Access Review & Audit Policy

WTD Application | Internal Security Protocol

This policy defines the procedures for the periodic review and auditing of access rights within the WTD application ecosystem. The goal is to ensure that access remains limited to authorized personnel and that the Principle of Least Privilege is maintained throughout the software lifecycle.

1. Periodic Access Reviews

WTD conducts formal reviews of all user and system access rights to verify that permissions are still appropriate for each user's current role.
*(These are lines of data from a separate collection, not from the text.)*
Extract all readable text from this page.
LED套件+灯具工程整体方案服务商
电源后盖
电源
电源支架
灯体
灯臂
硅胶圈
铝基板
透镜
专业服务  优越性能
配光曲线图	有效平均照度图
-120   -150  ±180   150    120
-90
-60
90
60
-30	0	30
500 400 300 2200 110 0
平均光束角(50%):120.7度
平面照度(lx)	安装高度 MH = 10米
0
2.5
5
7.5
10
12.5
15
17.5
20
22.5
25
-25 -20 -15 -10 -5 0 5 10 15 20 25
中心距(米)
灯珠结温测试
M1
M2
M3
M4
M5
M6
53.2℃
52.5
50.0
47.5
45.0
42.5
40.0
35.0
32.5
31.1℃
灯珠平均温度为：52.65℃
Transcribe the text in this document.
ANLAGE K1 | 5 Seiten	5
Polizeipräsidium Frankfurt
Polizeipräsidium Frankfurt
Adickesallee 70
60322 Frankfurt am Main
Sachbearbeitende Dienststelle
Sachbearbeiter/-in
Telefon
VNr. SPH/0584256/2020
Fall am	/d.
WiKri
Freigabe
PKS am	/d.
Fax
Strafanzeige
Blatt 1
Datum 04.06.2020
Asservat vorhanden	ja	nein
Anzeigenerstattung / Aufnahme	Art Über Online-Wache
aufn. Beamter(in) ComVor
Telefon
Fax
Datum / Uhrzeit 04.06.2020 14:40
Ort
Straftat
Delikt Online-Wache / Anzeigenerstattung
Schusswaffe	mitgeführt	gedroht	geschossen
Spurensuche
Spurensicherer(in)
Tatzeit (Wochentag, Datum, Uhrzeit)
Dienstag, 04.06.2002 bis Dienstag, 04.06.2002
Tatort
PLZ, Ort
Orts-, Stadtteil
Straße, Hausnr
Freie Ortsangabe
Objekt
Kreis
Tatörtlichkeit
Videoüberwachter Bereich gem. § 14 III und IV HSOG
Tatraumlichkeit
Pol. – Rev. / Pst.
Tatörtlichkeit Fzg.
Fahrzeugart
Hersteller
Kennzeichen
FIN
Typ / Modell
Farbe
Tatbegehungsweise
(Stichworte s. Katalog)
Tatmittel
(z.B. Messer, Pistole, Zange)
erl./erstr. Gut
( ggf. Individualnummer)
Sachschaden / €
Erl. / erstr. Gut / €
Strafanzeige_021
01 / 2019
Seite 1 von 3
These reviews are conducted at least annually, or when specific "Trigger Events" occur.

2. Review Trigger Events

In addition to scheduled annual reviews, an immediate access audit is performed upon the following events:

User or Role Changes: Any time a new family member is added, a user is removed, or an existing user requires a change in their permission level.

Substantial Software Changes: When major updates are made to the WTD codebase, database schema, or third-party integrations (such as Plaid API version upgrades) that impact how data is accessed or processed.

Infrastructure Migrations: Any change to the hosting environment, server configuration, or network architecture.

3. Audit Procedures

During an audit, the Administrator (Policy Owner) performs the following checks:

Verification of Active Users: Ensuring only current family members and active service accounts have credentials.
Credential Rotation: Reviewing the necessity of rotating API keys or administrative passwords.
Log Analysis: Brief review of access logs to identify any anomalous login attempts or unauthorized API calls.
Security Patch Verification: Ensuring the underlying server and application dependencies are running the latest secure versions.

4. Documentation of Findings

Results of these reviews are documented internally. Any discrepancies found during an audit (e.g., an orphaned account) are remediated immediately, typically within 24 hours of discovery.